The worry the plan answers is real. When Washington pulled back from Indonesia's Just Energy Transition Partnership, a Western-funded deal to help the country move off coal, it showed how promised money can vanish when foreign politics shift. The New Development Bank asks members to buy in as shareholders first, then lends to them, and it favours loans in local currency, which lowers the risk that a falling rupiah suddenly makes a debt much larger. Prabowo's new sovereign wealth vehicle, Danantara, would steer that financing into power grids, battery storage, and critical-mineral projects.

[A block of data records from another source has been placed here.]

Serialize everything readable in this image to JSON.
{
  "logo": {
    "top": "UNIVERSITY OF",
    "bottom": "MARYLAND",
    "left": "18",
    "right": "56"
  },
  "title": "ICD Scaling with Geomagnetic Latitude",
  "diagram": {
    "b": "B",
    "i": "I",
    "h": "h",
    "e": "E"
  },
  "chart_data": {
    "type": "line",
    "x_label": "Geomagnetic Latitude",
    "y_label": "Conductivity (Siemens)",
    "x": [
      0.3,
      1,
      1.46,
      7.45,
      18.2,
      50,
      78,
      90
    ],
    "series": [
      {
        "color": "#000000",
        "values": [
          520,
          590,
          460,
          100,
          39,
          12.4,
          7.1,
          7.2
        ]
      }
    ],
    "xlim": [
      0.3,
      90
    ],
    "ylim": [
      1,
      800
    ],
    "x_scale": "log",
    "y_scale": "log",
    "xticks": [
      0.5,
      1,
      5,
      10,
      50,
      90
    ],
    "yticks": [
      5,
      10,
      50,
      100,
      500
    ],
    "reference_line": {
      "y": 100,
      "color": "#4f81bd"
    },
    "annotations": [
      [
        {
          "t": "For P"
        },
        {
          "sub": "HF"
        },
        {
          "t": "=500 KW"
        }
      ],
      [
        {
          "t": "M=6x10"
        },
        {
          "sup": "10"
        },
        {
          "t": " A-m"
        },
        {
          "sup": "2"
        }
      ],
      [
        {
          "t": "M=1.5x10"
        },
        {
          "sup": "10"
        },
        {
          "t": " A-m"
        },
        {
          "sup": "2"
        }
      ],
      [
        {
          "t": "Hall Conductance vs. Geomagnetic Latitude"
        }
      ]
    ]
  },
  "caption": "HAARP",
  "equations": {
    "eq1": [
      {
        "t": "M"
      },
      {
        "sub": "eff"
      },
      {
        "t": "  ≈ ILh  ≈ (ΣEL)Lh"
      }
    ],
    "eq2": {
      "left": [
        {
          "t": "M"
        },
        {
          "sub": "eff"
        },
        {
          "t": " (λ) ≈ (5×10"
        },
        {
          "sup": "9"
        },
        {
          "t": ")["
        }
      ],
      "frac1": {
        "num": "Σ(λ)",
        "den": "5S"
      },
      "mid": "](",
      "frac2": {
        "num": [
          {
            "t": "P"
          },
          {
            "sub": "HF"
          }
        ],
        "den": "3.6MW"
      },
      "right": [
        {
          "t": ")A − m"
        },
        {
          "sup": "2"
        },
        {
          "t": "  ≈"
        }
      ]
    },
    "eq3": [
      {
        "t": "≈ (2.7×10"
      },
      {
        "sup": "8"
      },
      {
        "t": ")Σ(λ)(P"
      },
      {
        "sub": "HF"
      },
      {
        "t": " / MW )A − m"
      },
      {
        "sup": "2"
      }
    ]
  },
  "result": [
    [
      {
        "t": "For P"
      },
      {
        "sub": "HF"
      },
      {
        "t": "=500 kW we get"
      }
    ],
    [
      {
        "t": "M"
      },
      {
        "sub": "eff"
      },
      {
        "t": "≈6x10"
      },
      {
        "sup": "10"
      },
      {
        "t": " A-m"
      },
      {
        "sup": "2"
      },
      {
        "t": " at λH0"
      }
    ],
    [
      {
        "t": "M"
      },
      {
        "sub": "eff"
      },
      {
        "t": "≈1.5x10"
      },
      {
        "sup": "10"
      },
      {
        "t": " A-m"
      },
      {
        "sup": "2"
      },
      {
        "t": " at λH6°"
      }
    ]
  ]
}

The authors are not simply cheering. They point to a "Prabowo paradox": money meant to protect Indonesia's independence could also concentrate power and weaken oversight at home, since Danantara controls so much. Much of the bank's lending still runs in Chinese renminbi, so the escape from one big currency partly becomes reliance on another. As they put it, "sovereignty alone is not governance."
Why it matters
If you care where the roads, power plants, and mineral projects around you get funded, this quietly changes the answer, and the rules that come with the cash. Cheaper, local-currency loans could help build faster, but a single state fund steering the money means less public scrutiny over which projects win. Watch whether Danantara publishes what it borrows and where it spends, because that is the difference between smart hedging and unchecked power.